O cenário preocupante deriva do exposto em Mudanças no padrão de exportação brasileira entre 2016-2020. O Brasil na contramão do mundo, nota técnica assinada pelo Grupo de Pesquisa em Políticas Públicas e Desenvolvimento (GPPD), do Centro de Desenvolvimento e Planejamento Regional (Cedeplar) daquela universidade.

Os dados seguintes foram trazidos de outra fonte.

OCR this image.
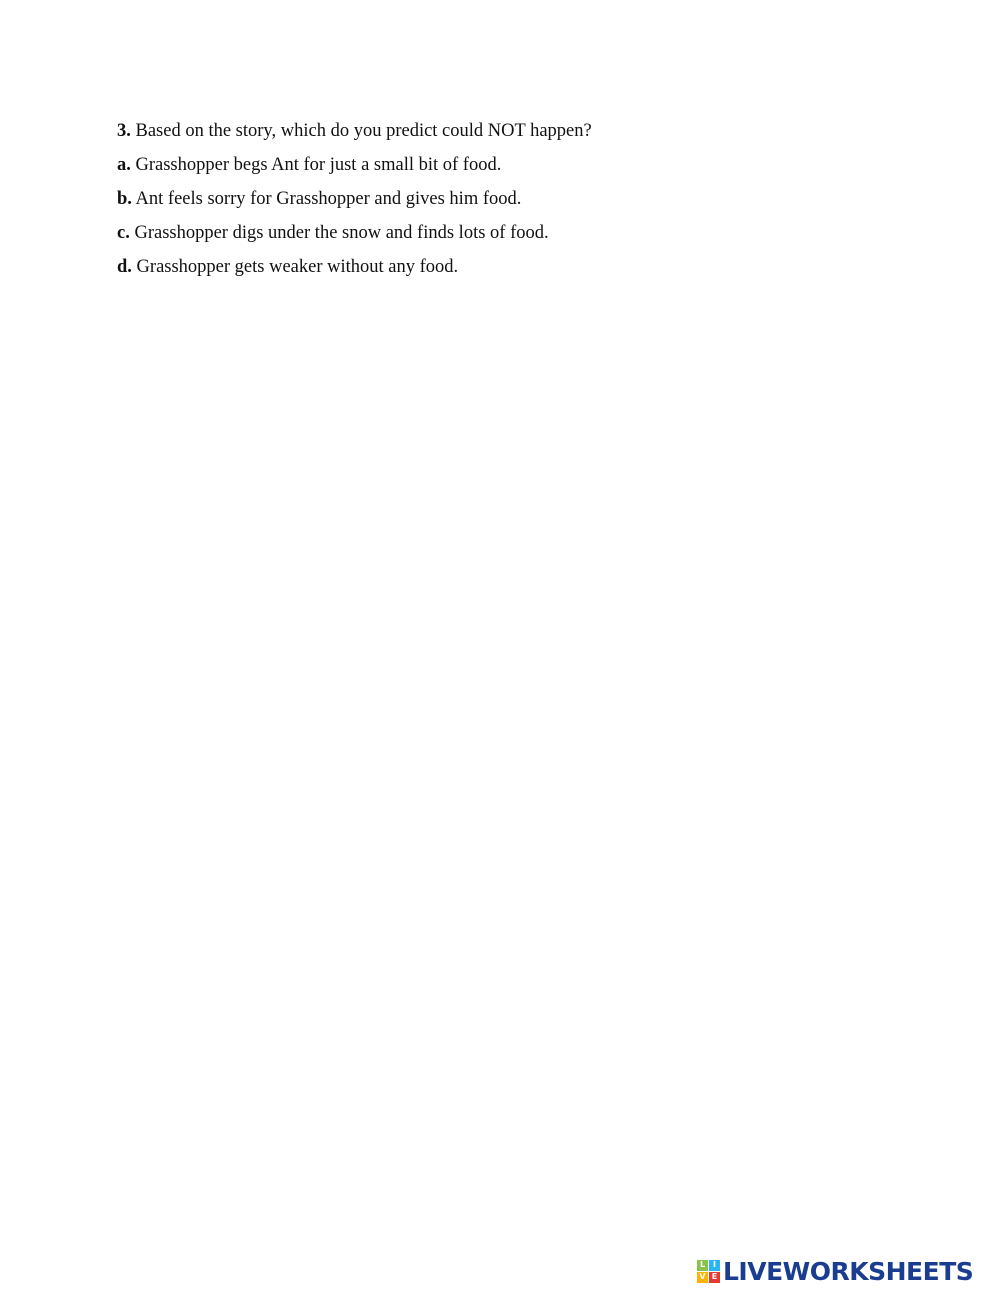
3. Based on the story, which do you predict could NOT happen?
a. Grasshopper begs Ant for just a small bit of food.
b. Ant feels sorry for Grasshopper and gives him food.
c. Grasshopper digs under the snow and finds lots of food.
d. Grasshopper gets weaker without any food.
L I
V E LIVEWORKSHEETS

No estudo, Romero e seus colegas mostram que, ao contrário da Europa e dos Estados Unidos, o Brasil está seguindo uma estratégia de crescimento focada em setores primários e baseada em recursos naturais. Essa estratégia, associada a uma maior emissão de gases de efeito estufa e maior degradação ambiental, ocorre em detrimento das exportações de produtos resultantes de setores de maior intensidade tecnológica e que gerariam maior crescimento econômico e menos impacto no meio ambiente.
No período estudado, a exportação de produtos primários, que inclui a madeira bruta e o ouro, por exemplo, aumentou de 37,2%, em 2016, para 44,3%, em 2020. No caso da madeira bruta, as vendas aumentaram 542% desde 2016. A quantidade de ouro exportado, por sua vez, subiu 30% entre os anos de 2018 e 2020, gerando, assim, o alerta de que parte desse aumento possa ser oriundo de atividades ilegais e de degradação ambiental, principalmente no norte do país. No caso dos produtos de média tecnologia, ao contrário, a exportação caiu de 20,2% para 14,2%. E, em se tratando dos produtos de alta tecnologia, a queda foi de 5,2% para 3,1%.
Os setores de média e alta tecnologia incluem as indústrias de máquinas e equipamentos mais sofisticados, além das fábricas de produtos químicos e farmacêuticos, aeronaves, aviões, veículos automotivos, caminhões etc. Trata-se de um setor que exige maior uso de conhecimento científico e de pesquisa na produção.
Nesse terreno, o Brasil vem perdendo competitividade. O estudo do Cedeplar indica que, num universo de 999 indústrias, o Brasil tinha 196 indústrias competitivas em 2016, número que caiu para 167 em 2020. A quantidade de produtos competitivos aumentou somente no grupo de produtos primários, passando de 47, em 2016, para 49, em 2020.
Para chegar a essas conclusões, o grupo fez uso de informações do UN Comtrade, um banco de dados comerciais globais. Tal mudança no perfil exportador brasileiro mostra, segundo Romero, que o país está fazendo o caminho oposto ao das nações mais ricas do mundo. “Isso é negativo para a nossa economia. Os setores de maior intensidade tecnológica são os que geram empregos de melhor qualidade e os mais dinâmicos. A demanda tende a crescer mais rápido e, por isso, exige maior capacidade produtiva. A redução da participação desses setores no perfil exportador do Brasil mostra que estamos perdendo capacidade produtiva e que há uma tendência de o país crescer mais devagar, gerando empregos de pior qualidade e com menos contribuição para nossa produtividade. Por isso é tão preocupante exportarmos mais produtos primários e menos produtos de maior intensidade tecnológica”, conclui.
O professor destaca que a estratégia assumida pelo governo federal é responsável pela perda de competitividade e de diversificação da produção nacional. De acordo com ele, essa perda pode ser sanada com o aumento do investimento em ciência e tecnologia.